Former Georgia Rep. Tom Price will appear in his first public campaign rally of Georgia's 6th District race to urge Republicans to get behind Karen Handel. And he'll be joined at the Saturday event by fellow Cabinet member Sonny Perdue in what's billed as a final get-out-the-vote push.
The event, set for Saturday at 9:30 a.m. at the Peachtree-DeKalb Airport, is the latest and perhaps last in a string of high-profile visits that have brought Donald Trump, House Speaker Paul Ryan and Vice President Mike Pence to town to back Handel in the Tuesday runoff against Democrat Jon Ossoff.
But this one holds more local flair for voters of the suburban district. Price won the seat in 2004 and notched commanding victories every two years until Trump tapped him as his health secretary. Perdue, now the agriculture secretary, was elected in 2002 the state’s first Republican governor since Reconstruction.
With polls showing a tight race, Handel is seeking every advantage she can to consolidate Republican support and thwart Ossoff. Both parties have poured enormous resources into the Tuesday vote, which is seen as an early referendum on Trump and a dry run for the 2018 midterm elections.
As Handel brings in big names to the conservative-leaning district, Ossoff has not countered with his own bevy of high-profile supporters. Wary of giving Republicans new reason to cast him as a liberal, he has only campaigned publicly with a handful of Democratic officials.
The Saturday event was organized by John Watson, the newly-minted Georgia GOP chair, who has made boosting Handel one of his first priorities. A former aide to Perdue, Watson won this month’s vote to lead the cash-strapped party on a pledge to shore up its finances and make it more relevant.
Cabinet officials are permitted by the Hatch Act, a 1939 law, to engage in electoral politics as long as they're not acting in an official capacity. The campaign invite mentions nothing of the word "secretary," instead calling the two Cabinet officials "special guests."

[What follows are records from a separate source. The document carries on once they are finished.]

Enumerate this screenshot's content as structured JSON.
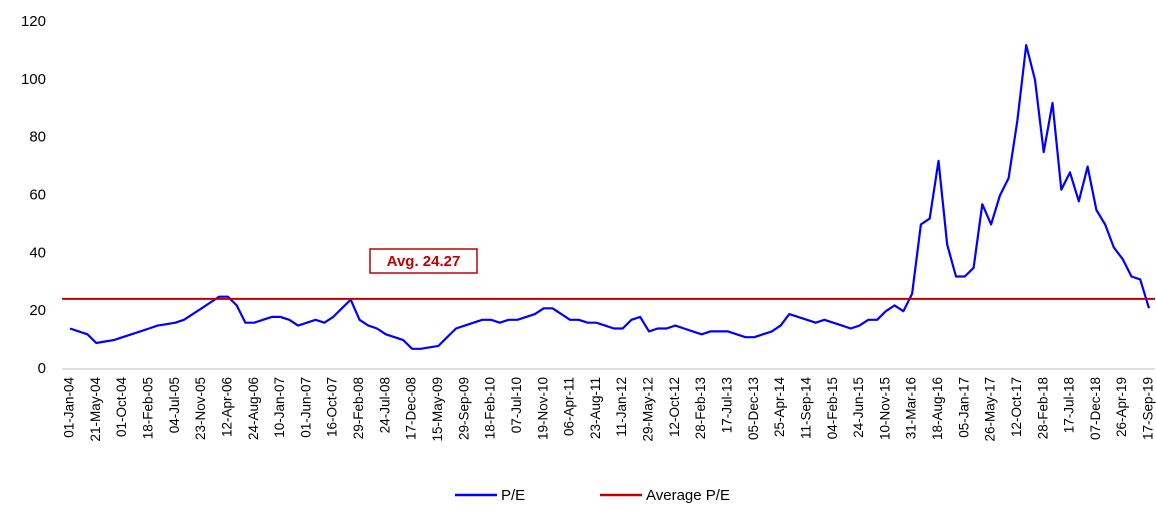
{
  "chart_data": {
    "type": "line",
    "categories": [
      "01-Jan-04",
      null,
      null,
      "21-May-04",
      null,
      null,
      "01-Oct-04",
      null,
      null,
      "18-Feb-05",
      null,
      null,
      "04-Jul-05",
      null,
      null,
      "23-Nov-05",
      null,
      null,
      "12-Apr-06",
      null,
      null,
      "24-Aug-06",
      null,
      null,
      "10-Jan-07",
      null,
      null,
      "01-Jun-07",
      null,
      null,
      "16-Oct-07",
      null,
      null,
      "29-Feb-08",
      null,
      null,
      "24-Jul-08",
      null,
      null,
      "17-Dec-08",
      null,
      null,
      "15-May-09",
      null,
      null,
      "29-Sep-09",
      null,
      null,
      "18-Feb-10",
      null,
      null,
      "07-Jul-10",
      null,
      null,
      "19-Nov-10",
      null,
      null,
      "06-Apr-11",
      null,
      null,
      "23-Aug-11",
      null,
      null,
      "11-Jan-12",
      null,
      null,
      "29-May-12",
      null,
      null,
      "12-Oct-12",
      null,
      null,
      "28-Feb-13",
      null,
      null,
      "17-Jul-13",
      null,
      null,
      "05-Dec-13",
      null,
      null,
      "25-Apr-14",
      null,
      null,
      "11-Sep-14",
      null,
      null,
      "04-Feb-15",
      null,
      null,
      "24-Jun-15",
      null,
      null,
      "10-Nov-15",
      null,
      null,
      "31-Mar-16",
      null,
      null,
      "18-Aug-16",
      null,
      null,
      "05-Jan-17",
      null,
      null,
      "26-May-17",
      null,
      null,
      "12-Oct-17",
      null,
      null,
      "28-Feb-18",
      null,
      null,
      "17-Jul-18",
      null,
      null,
      "07-Dec-18",
      null,
      null,
      "26-Apr-19",
      null,
      null,
      "17-Sep-19"
    ],
    "series": [
      {
        "name": "P/E",
        "color": "#0000ff",
        "values": [
          14,
          13,
          12,
          9,
          9.5,
          10,
          11,
          12,
          13,
          14,
          15,
          15.5,
          16,
          17,
          19,
          21,
          23,
          25,
          25,
          22,
          16,
          16,
          17,
          18,
          18,
          17,
          15,
          16,
          17,
          16,
          18,
          21,
          24,
          17,
          15,
          14,
          12,
          11,
          10,
          7,
          7,
          7.5,
          8,
          11,
          14,
          15,
          16,
          17,
          17,
          16,
          17,
          17,
          18,
          19,
          21,
          21,
          19,
          17,
          17,
          16,
          16,
          15,
          14,
          14,
          17,
          18,
          13,
          14,
          14,
          15,
          14,
          13,
          12,
          13,
          13,
          13,
          12,
          11,
          11,
          12,
          13,
          15,
          19,
          18,
          17,
          16,
          17,
          16,
          15,
          14,
          15,
          17,
          17,
          20,
          22,
          20,
          26,
          50,
          52,
          72,
          43,
          32,
          32,
          35,
          57,
          50,
          60,
          66,
          86,
          112,
          100,
          75,
          92,
          62,
          68,
          58,
          70,
          55,
          50,
          42,
          38,
          32,
          31,
          21
        ]
      }
    ],
    "reference_line": {
      "name": "Average P/E",
      "value": 24.27,
      "label": "Avg. 24.27",
      "color": "#c00000"
    },
    "ylim": [
      0,
      120
    ],
    "yticks": [
      0,
      20,
      40,
      60,
      80,
      100,
      120
    ],
    "grid": false
  }
}
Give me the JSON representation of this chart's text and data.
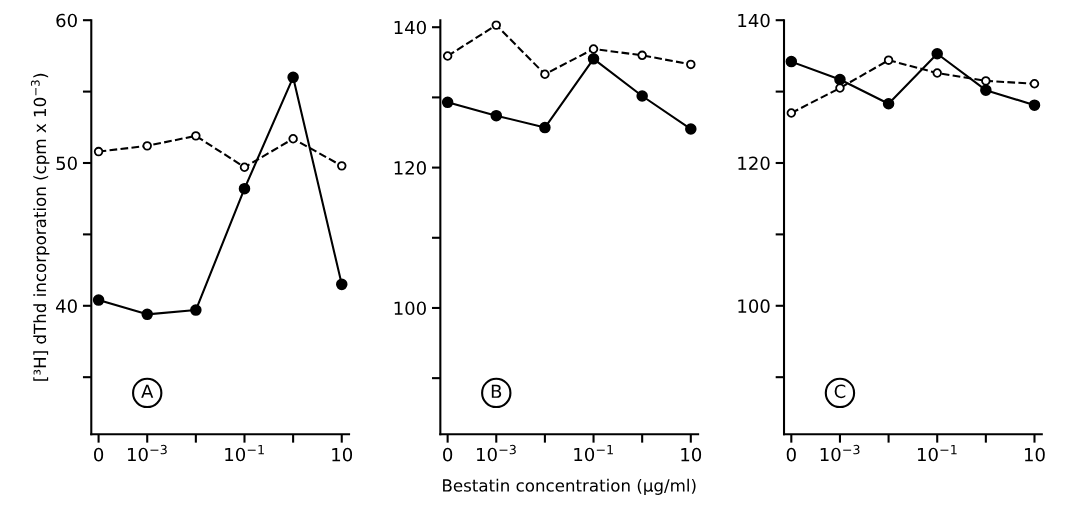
{
  "chart_data": [
    {
      "type": "line",
      "ylabel": "[³H] dThd incorporation (cpm x 10$^{−3}$)",
      "categories": [
        "0",
        "10$^{−3}$",
        null,
        "10$^{−1}$",
        null,
        "10"
      ],
      "ylim": [
        31,
        60
      ],
      "yticks": [
        60,
        {
          "value": 55,
          "label": null
        },
        50,
        {
          "value": 45,
          "label": null
        },
        40,
        {
          "value": 35,
          "label": null
        }
      ],
      "marker": "circle",
      "grid": false,
      "annotations": [
        "A"
      ],
      "series": [
        {
          "color": "#000000",
          "line_style": "dashed",
          "values": [
            50.8,
            51.2,
            51.9,
            49.7,
            51.7,
            49.8
          ]
        },
        {
          "color": "#000000",
          "line_style": "solid",
          "values": [
            40.4,
            39.4,
            39.7,
            48.2,
            56.0,
            41.5
          ]
        }
      ]
    },
    {
      "type": "line",
      "xlabel": "Bestatin concentration (µg/ml)",
      "categories": [
        "0",
        "10$^{−3}$",
        null,
        "10$^{−1}$",
        null,
        "10"
      ],
      "ylim": [
        82,
        141
      ],
      "yticks": [
        140,
        {
          "value": 130,
          "label": null
        },
        120,
        {
          "value": 110,
          "label": null
        },
        100,
        {
          "value": 90,
          "label": null
        }
      ],
      "marker": "circle",
      "grid": false,
      "annotations": [
        "B"
      ],
      "series": [
        {
          "color": "#000000",
          "line_style": "dashed",
          "values": [
            135.9,
            140.3,
            133.3,
            136.9,
            136.0,
            134.7
          ]
        },
        {
          "color": "#000000",
          "line_style": "solid",
          "values": [
            129.3,
            127.4,
            125.7,
            135.5,
            130.2,
            125.5
          ]
        }
      ]
    },
    {
      "type": "line",
      "categories": [
        "0",
        "10$^{−3}$",
        null,
        "10$^{−1}$",
        null,
        "10"
      ],
      "ylim": [
        82,
        140
      ],
      "yticks": [
        140,
        {
          "value": 130,
          "label": null
        },
        120,
        {
          "value": 110,
          "label": null
        },
        100,
        {
          "value": 90,
          "label": null
        }
      ],
      "marker": "circle",
      "grid": false,
      "annotations": [
        "C"
      ],
      "series": [
        {
          "color": "#000000",
          "line_style": "dashed",
          "values": [
            127.0,
            130.5,
            134.4,
            132.6,
            131.5,
            131.1
          ]
        },
        {
          "color": "#000000",
          "line_style": "solid",
          "values": [
            134.2,
            131.7,
            128.3,
            135.3,
            130.2,
            128.1
          ]
        }
      ]
    }
  ]
}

Handel and Price have a long friendship, and he supported her 2010 bid for governor. But Price stayed largely quiet about the race to replace him, and his wife Betty – a Roswell physician and state legislator – briefly considered running for the seat. Neither publicly backed any candidate in the first round of voting, and neither had donated to Handel in the latest fundraising reports.
Perdue has a sometimes-bumpy history with Handel, who he made his deputy chief of staff after his 2002 election. He backed his first-cousin David Perdue over Handel in the 2014 race for an open U.S. Senate seat.
The rally’s location holds symbolism for Perdue and the veterans of his 2002 campaign: The airport complex is where he housed his first campaign office in that bid for governor, the beginning of a GOP revival in Georgia that’s sure to be invoked during Saturday’s event.